Thanksgiving truths

    Whether it’s the turkey and stuffing on the dinner table or being surrounded by family, Americans love their Thanksgiving.

    Thanksgiving has always set the mood for people across the country for the upcoming holiday season, but where did the past-downed traditions come from?

    We all know the grade school story of the Pilgrims inviting the Natives to a feast and “give thanks” for the food they were able to produce during the hard winter of 1621.

    Unfortunately that’s far from the truth.

    Thanksgiving wasn’t invented by the Pilgrims, they weren’t even added to the story until the late 1890s, twenty years after President Lincoln made Thanksgiving a national holiday.

    In fact, the Thanksgiving that Americans talk so greatly about is actually much darker than revealed.

     The first ugly truth: The natives and Europeans were not friends, by any means.

    When the Pilgrims (credited in Thanksgiving) landed at Plymouth Rock, they found an abandoned Native American settlement which had a horrific tale.

    The Natives Americans were introduced to diseases from other Europeans and suffered a horrible demise. Many bodies laid out on the shores of Plymouth Rock unburied.
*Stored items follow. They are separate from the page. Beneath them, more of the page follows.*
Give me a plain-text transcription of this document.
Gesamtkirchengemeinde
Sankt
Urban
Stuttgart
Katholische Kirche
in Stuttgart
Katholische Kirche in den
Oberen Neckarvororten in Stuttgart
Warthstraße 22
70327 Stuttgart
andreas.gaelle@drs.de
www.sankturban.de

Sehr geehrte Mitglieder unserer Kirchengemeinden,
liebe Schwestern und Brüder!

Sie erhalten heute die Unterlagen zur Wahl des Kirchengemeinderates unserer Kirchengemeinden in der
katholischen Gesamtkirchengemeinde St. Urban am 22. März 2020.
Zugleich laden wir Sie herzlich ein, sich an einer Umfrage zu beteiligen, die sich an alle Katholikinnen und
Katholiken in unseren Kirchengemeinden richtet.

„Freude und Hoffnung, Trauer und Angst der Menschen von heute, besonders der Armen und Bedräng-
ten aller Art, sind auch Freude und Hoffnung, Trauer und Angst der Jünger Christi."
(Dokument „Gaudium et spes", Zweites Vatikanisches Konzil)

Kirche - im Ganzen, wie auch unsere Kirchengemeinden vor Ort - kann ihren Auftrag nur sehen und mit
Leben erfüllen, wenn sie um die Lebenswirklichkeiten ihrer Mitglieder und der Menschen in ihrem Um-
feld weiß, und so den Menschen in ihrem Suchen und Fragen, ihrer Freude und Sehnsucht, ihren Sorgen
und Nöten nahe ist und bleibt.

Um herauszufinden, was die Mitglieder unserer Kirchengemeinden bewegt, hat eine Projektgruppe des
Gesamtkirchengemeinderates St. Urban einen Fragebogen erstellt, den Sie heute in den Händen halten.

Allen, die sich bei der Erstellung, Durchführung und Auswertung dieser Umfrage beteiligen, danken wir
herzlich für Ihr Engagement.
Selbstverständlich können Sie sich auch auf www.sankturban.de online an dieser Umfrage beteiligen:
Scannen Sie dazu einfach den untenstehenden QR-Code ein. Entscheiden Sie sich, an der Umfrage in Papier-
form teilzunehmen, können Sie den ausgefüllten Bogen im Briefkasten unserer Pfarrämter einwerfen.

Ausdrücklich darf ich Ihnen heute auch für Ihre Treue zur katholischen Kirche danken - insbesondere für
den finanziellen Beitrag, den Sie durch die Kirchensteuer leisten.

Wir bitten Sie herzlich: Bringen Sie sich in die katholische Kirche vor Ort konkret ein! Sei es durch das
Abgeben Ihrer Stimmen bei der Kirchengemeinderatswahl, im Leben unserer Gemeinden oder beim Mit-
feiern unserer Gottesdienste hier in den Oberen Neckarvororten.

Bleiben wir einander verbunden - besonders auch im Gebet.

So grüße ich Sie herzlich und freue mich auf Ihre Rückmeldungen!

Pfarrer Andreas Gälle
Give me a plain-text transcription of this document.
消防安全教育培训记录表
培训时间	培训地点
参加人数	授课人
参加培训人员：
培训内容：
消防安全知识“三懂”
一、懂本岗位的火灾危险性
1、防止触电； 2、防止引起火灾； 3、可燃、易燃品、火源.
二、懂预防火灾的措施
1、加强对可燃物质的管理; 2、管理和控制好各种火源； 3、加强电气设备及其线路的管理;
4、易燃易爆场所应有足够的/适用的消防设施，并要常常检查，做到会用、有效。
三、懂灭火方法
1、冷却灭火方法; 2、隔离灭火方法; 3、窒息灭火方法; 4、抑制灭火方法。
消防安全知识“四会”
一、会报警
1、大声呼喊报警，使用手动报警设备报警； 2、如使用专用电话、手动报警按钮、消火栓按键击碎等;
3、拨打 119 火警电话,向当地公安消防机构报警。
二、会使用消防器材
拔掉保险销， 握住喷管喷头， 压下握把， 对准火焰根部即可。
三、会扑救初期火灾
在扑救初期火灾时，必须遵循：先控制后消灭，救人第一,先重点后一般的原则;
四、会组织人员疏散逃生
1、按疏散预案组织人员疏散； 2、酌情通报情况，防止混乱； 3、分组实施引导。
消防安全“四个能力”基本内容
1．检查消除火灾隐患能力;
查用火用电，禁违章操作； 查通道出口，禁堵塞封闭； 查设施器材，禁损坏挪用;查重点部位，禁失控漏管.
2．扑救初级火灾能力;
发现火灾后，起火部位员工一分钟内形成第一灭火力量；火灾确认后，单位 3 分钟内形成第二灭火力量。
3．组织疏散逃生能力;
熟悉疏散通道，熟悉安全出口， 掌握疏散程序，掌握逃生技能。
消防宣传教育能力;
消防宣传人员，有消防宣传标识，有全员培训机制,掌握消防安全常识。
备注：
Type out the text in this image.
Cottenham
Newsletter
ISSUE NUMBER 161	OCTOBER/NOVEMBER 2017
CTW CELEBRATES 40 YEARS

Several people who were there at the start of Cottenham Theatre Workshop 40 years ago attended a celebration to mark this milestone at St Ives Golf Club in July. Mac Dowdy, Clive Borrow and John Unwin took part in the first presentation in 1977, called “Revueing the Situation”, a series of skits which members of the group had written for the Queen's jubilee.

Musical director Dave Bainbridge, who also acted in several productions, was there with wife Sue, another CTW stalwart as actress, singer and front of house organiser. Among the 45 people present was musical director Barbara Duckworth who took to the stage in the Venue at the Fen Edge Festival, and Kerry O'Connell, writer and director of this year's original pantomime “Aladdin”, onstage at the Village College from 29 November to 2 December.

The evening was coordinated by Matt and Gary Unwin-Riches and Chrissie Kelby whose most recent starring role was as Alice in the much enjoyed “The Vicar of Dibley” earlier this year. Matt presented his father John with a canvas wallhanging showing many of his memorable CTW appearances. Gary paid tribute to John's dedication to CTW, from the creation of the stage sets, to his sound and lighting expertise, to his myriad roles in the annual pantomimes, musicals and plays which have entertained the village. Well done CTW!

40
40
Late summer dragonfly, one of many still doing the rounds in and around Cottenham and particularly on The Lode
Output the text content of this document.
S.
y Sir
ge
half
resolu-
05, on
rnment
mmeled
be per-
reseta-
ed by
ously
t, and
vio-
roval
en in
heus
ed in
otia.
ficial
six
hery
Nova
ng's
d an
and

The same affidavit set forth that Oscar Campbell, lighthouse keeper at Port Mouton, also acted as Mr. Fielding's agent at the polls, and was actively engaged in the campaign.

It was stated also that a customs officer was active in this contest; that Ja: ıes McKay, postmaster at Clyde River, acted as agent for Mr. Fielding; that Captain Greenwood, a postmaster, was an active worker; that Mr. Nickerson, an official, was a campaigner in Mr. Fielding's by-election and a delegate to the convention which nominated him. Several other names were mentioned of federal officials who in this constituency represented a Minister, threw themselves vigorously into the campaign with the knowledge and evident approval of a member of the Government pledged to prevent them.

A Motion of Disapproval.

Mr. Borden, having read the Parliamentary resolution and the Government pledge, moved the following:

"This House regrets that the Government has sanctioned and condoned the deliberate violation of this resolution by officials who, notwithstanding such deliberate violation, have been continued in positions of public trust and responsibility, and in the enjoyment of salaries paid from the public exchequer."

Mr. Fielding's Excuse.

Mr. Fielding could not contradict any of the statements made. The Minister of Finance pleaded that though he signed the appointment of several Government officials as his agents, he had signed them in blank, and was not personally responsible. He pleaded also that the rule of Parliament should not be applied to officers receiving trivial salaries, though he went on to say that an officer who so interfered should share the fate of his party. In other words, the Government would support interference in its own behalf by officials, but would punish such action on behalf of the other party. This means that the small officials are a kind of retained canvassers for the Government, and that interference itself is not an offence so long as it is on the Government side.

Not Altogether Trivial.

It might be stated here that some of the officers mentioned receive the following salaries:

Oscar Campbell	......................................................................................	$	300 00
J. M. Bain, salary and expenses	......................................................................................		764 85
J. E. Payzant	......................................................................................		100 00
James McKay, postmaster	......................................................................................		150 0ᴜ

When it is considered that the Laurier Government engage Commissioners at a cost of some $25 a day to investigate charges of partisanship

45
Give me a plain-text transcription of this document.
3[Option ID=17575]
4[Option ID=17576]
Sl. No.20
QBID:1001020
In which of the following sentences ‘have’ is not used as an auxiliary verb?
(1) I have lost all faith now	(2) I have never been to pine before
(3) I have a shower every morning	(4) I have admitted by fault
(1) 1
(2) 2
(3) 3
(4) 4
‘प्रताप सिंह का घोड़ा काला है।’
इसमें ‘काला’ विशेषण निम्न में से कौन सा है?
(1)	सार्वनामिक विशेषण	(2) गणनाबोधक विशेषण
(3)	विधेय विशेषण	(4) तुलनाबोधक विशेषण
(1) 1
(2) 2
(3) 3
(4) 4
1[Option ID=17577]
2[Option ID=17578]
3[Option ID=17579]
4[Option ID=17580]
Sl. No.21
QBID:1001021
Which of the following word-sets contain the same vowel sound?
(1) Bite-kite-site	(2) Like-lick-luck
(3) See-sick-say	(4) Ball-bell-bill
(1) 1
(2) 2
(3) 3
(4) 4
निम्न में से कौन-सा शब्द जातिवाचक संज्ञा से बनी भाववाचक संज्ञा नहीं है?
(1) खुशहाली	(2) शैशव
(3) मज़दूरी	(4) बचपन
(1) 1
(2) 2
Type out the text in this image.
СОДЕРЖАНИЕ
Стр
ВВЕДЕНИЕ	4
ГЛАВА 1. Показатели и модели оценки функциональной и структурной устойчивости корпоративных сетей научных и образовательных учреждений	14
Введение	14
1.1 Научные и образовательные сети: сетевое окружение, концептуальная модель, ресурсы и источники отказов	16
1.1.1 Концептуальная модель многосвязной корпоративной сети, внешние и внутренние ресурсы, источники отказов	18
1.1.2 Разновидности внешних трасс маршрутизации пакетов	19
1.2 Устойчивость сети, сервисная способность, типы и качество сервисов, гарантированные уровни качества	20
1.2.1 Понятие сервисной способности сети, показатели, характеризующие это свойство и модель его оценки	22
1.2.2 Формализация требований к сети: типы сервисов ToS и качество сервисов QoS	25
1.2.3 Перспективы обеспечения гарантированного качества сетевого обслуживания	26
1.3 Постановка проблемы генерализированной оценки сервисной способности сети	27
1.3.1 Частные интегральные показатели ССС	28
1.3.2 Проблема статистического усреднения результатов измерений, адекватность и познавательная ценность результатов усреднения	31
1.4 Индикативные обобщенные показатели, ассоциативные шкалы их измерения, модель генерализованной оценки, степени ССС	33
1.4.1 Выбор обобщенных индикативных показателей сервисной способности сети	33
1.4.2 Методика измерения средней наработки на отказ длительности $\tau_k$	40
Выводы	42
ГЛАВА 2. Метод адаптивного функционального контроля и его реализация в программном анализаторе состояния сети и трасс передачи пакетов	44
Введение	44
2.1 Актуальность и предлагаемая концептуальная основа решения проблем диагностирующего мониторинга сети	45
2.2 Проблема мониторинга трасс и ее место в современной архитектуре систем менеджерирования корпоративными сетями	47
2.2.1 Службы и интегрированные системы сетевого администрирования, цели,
The worst thing, the Europeans couldn’t seem to be happier.

    In fact, the Pilgrims (being their usual religious selves) thanked God for the plague, believing it was almost a divine right or manifest destiny that the Europeans were to take America.

Even before the Mayflower set sail, King James thanked God.

*“Almighty God in his great goodness and bounty towards us [for sending] this wonderful plague among the salvages [sic].”

    The Pilgrims not only praised God for the Native’s extinction, but took from other tribes struggling for survival.

    The second ugly truth: The pilgrims didn’t grow the food for their first “Thanksgiving” meal.

    Despite some small Native tribes teaching some settlers to grow crops in the sand,  some indeed took what wasn’t theirs. Because the Pilgrims underestimated the hardships they would face in the new world,  instead of working the land, many took advantage of what they could find. They went ahead to rob food, supplies, and other necessities from the Native Americans. They even grave robbed holy graves of the Native people.

    Within fifty years of the first “Thanksgiving” the Native population had been eliminated, either by the plague or murder.

    Besides the horrors that took place 392 years ago, maybe the most upsetting reality about Thanksgiving is that isn’t American.

    The third ugly truth: Thanksgiving isn’t about being a “True American.”

    The Canadians had been celebrating a fall harvest holiday since the 1500s, and even Spanish explorers in St. Augustine (located in present-day Florida) had a huge dinner calling it “Día de Acción de Gracias ” (Spanish for Thanksgiving.)

    Although the history of Thanksgiving is definitely not as pretty as many history texts paint it to be, the holiday has shaped itself into something all Americans can be proud of.

    But this year, while you’re trying to eat  your third piece of pumpkin pie, remember the Pilgrims and Natives, and how most stories usually hide misfortunate truths.

 

*This article only examines the Pilgrims credited in Thanksgiving, many Pilgrims and settlers worked with the Natives positively.

*“Lies my teacher told me” by James W. Loewen, “Squanto” by  Feenie Ziner

*All information referenced from “Lies my teacher told me” by James W. Loewen and his referenced books.